This is the integral:
$\int\frac{1}{(x^2-1)^2}$
I have tried several ways to solve this but I always end up that last parameter equals 1 and all others equals 0 so I end up where I started. Examples over the internet with similar fraction have more than $1$ in the numerator which makes the example simplier.
Here's what I tried
$\frac{A}{(x-1)^2}+\frac{B}{(x+1)^2}+\frac{C}{(x+1)^2(x-1)^2}$ as ${(x^2-1)^2}=(x+1)(x-1)(x+1)(x-1)$
from there I got to point where
$A+B+C=1\\4B+C=1\\4A+C=1$
but this leads to $A=0,\ B=0$ and $C=1$ so to nowhere
I also tried this way:
$\frac{Ax+B}{(x^2-1)}+\frac{Cx+D}{(x^2-1)^2}$
but this resulted into
$A = 0\\B=0\\-A+C=0\\-B+D=1$
so again I got $A=0,\ B=0,\ C=0$ and $D=1$ which led to nowhere.

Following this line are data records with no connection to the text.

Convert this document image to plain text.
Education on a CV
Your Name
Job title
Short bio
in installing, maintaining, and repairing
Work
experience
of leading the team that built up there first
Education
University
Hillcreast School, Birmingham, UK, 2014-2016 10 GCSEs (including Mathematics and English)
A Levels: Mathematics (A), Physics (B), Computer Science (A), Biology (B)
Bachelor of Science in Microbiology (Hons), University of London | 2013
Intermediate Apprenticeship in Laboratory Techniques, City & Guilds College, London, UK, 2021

How to tackle this problem?
Since: $$\frac{1}{x^2-1}=\frac{1}{(x-1)(x+1)}=\frac{1}{2}\left(\frac{1}{x-1}-\frac{1}{x+1}\right),$$ then: $$\frac{1}{(x^2-1)^2}=\frac{1}{4}\left(\frac{1}{(x-1)^2}-\frac{2}{(x-1)(x+1)}+\frac{1}{(x+1)^2}\right)$$ or: $$\frac{1}{(x^2-1)^2}=\frac{1}{4}\left(\frac{1}{(x-1)^2}-\frac{1}{x-1}+\frac{1}{x+1}+\frac{1}{(x+1)^2}\right).$$ Better now?